🇨🇳 Retraite · Chine

Prendre sa retraite Chine en tant que Français

Cette page réunit ce qui décide d'un projet de retraite Chine : le versement de votre pension française, la fiscalité applicable, la coordination des droits et la couverture santé. Pour le cadre général commun à toutes les destinations, voyez notre guide complet de la retraite à l'étranger.

Retraite en Chine : un accord limité et le piège du change

L'accord de sécurité sociale France-Chine signé en 2016 et en vigueur depuis 2017 est souvent surinterprété. Il s'agit d'un accord d'exemption de double cotisation pour les travailleurs détachés, portant sur l'assurance vieillesse de base et l'assurance chômage. Il évite qu'un détaché cotise simultanément dans les deux pays sur ces branches. Mais il ne s'agit pas d'une convention de totalisation des périodes comme le règlement européen 883/2004.

La conséquence est directe : les années cotisées en Chine ne s'additionnent pas avec les trimestres CNAV pour atteindre le taux plein de la retraite française. Pour un actif qui passe plusieurs années en Chine, ces années peuvent donc être perdues pour la retraite française si rien n'est fait. La Caisse des Français de l'Étranger reste l'outil de référence pour valider des trimestres via son option vieillesse, à enclencher dès le départ.

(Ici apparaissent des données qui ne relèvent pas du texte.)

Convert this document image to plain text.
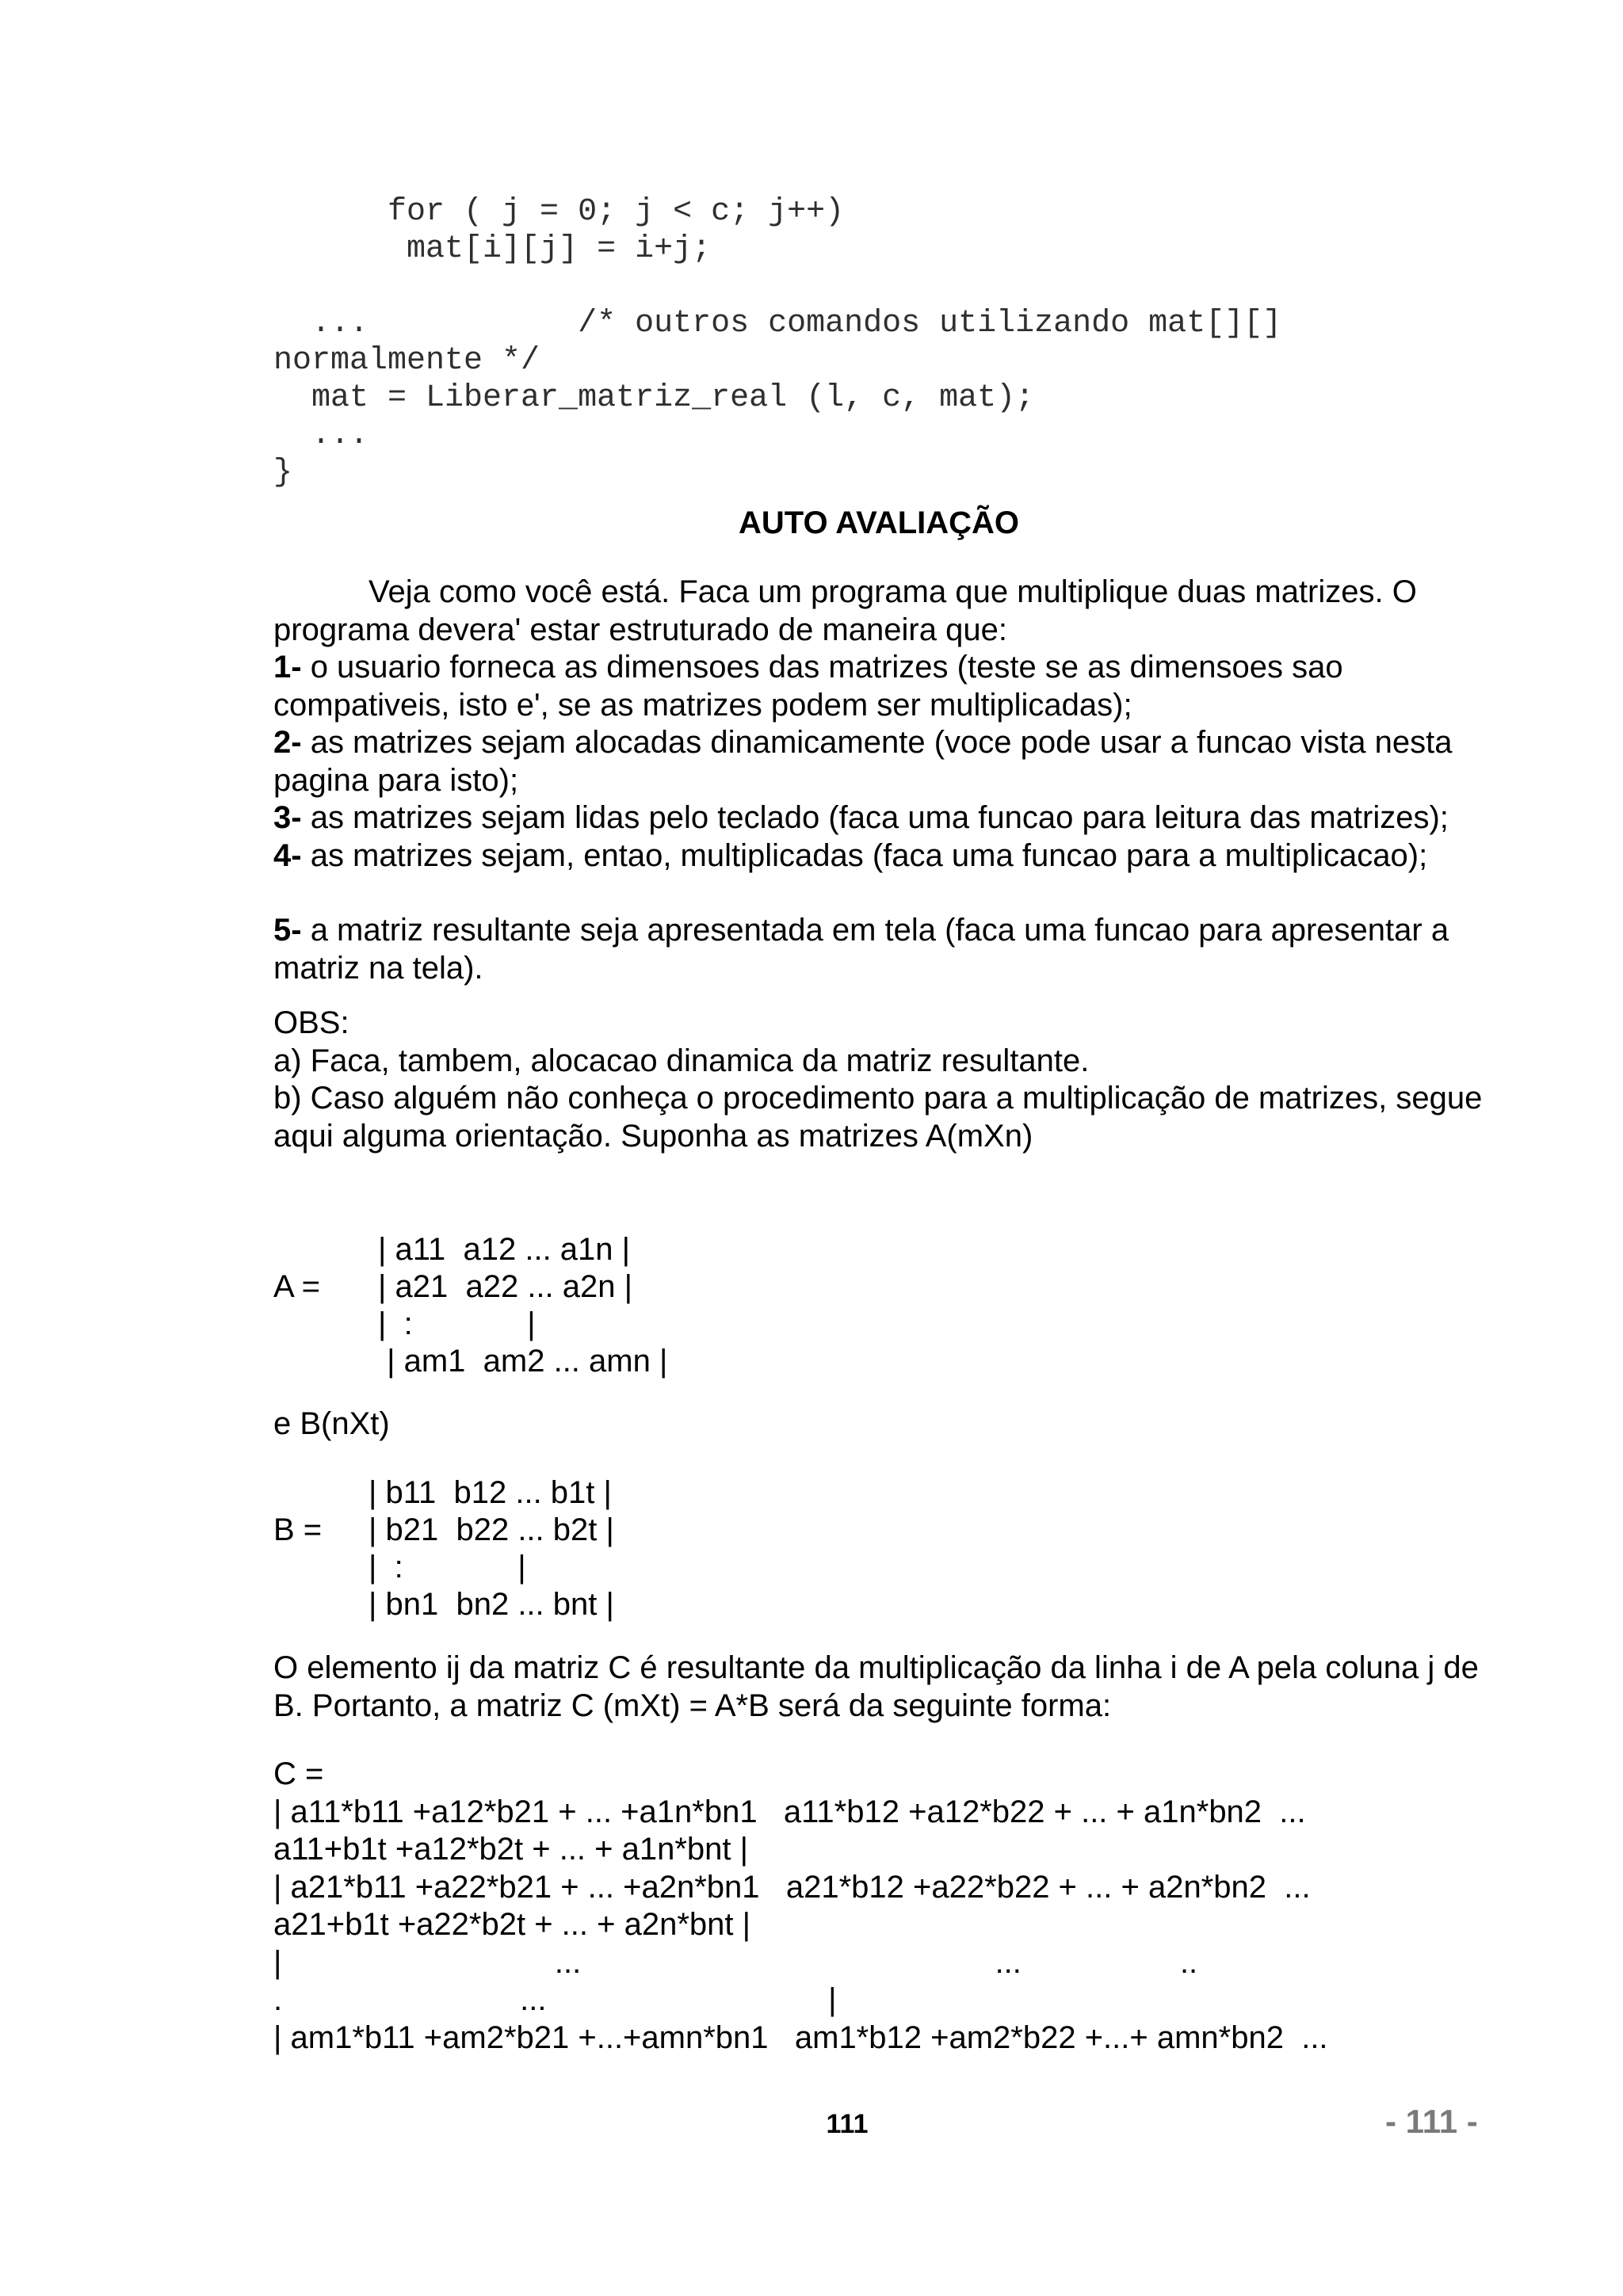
for ( j = 0; j < c; j++)
mat[i][j] = i+j;

...           /* outros comandos utilizando mat[][]
normalmente */
mat = Liberar_matriz_real (l, c, mat);
...
}
AUTO AVALIAÇÃO

Veja como você está. Faca um programa que multiplique duas matrizes. O programa devera' estar estruturado de maneira que:

1- o usuario forneca as dimensoes das matrizes (teste se as dimensoes sao compativeis, isto e', se as matrizes podem ser multiplicadas);

2- as matrizes sejam alocadas dinamicamente (voce pode usar a funcao vista nesta pagina para isto);

3- as matrizes sejam lidas pelo teclado (faca uma funcao para leitura das matrizes);

4- as matrizes sejam, entao, multiplicadas (faca uma funcao para a multiplicacao);

5- a matriz resultante seja apresentada em tela (faca uma funcao para apresentar a matriz na tela).

OBS:

a) Faca, tambem, alocacao dinamica da matriz resultante.

b) Caso alguém não conheça o procedimento para a multiplicação de matrizes, segue aqui alguma orientação. Suponha as matrizes A(mXn)

A =

| a11  a12 ... a1n |

| a21  a22 ... a2n |

|  :             |

| am1  am2 ... amn |

e B(nXt)

B =

| b11  b12 ... b1t |

| b21  b22 ... b2t |

|  :             |

| bn1  bn2 ... bnt |

O elemento ij da matriz C é resultante da multiplicação da linha i de A pela coluna j de B. Portanto, a matriz C (mXt) = A*B será da seguinte forma:

C =
| a11*b11 +a12*b21 + ... +a1n*bn1   a11*b12 +a12*b22 + ... + a1n*bn2  ...
a11+b1t +a12*b2t + ... + a1n*bnt |
| a21*b11 +a22*b21 + ... +a2n*bn1   a21*b12 +a22*b22 + ... + a2n*bn2  ...
a21+b1t +a22*b2t + ... + a2n*bnt |
|                               ...                                               ...                  ..
.                           ...                                |
| am1*b11 +am2*b21 +...+amn*bn1   am1*b12 +am2*b22 +...+ amn*bn2  ...
111	- 111 -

Les droits à la retraite accumulés localement par les salariés étrangers en Chine sont par ailleurs difficiles à mobiliser. Le remboursement des cotisations sociales au moment du départ définitif est possible dans certaines villes mais complexe, variable et soumis à des règles locales changeantes. Compter sur la retraite chinoise pour un expatrié de passage est rarement une stratégie fiable.

Pour les retraités déjà à la retraite, la pension française se perçoit en Chine, mais le contrôle des changes complique la gestion : le plafond annuel de conversion de devises et les justifications requises rendent le rapatriement et l'usage des fonds moins fluides qu'ailleurs. La Chine est plus une destination d'expatriation active (cadres, entrepreneurs) qu'une destination de retraite, et le projet retraite y est nettement moins courant que sur la côte ibérique ou en Asie du Sud-Est.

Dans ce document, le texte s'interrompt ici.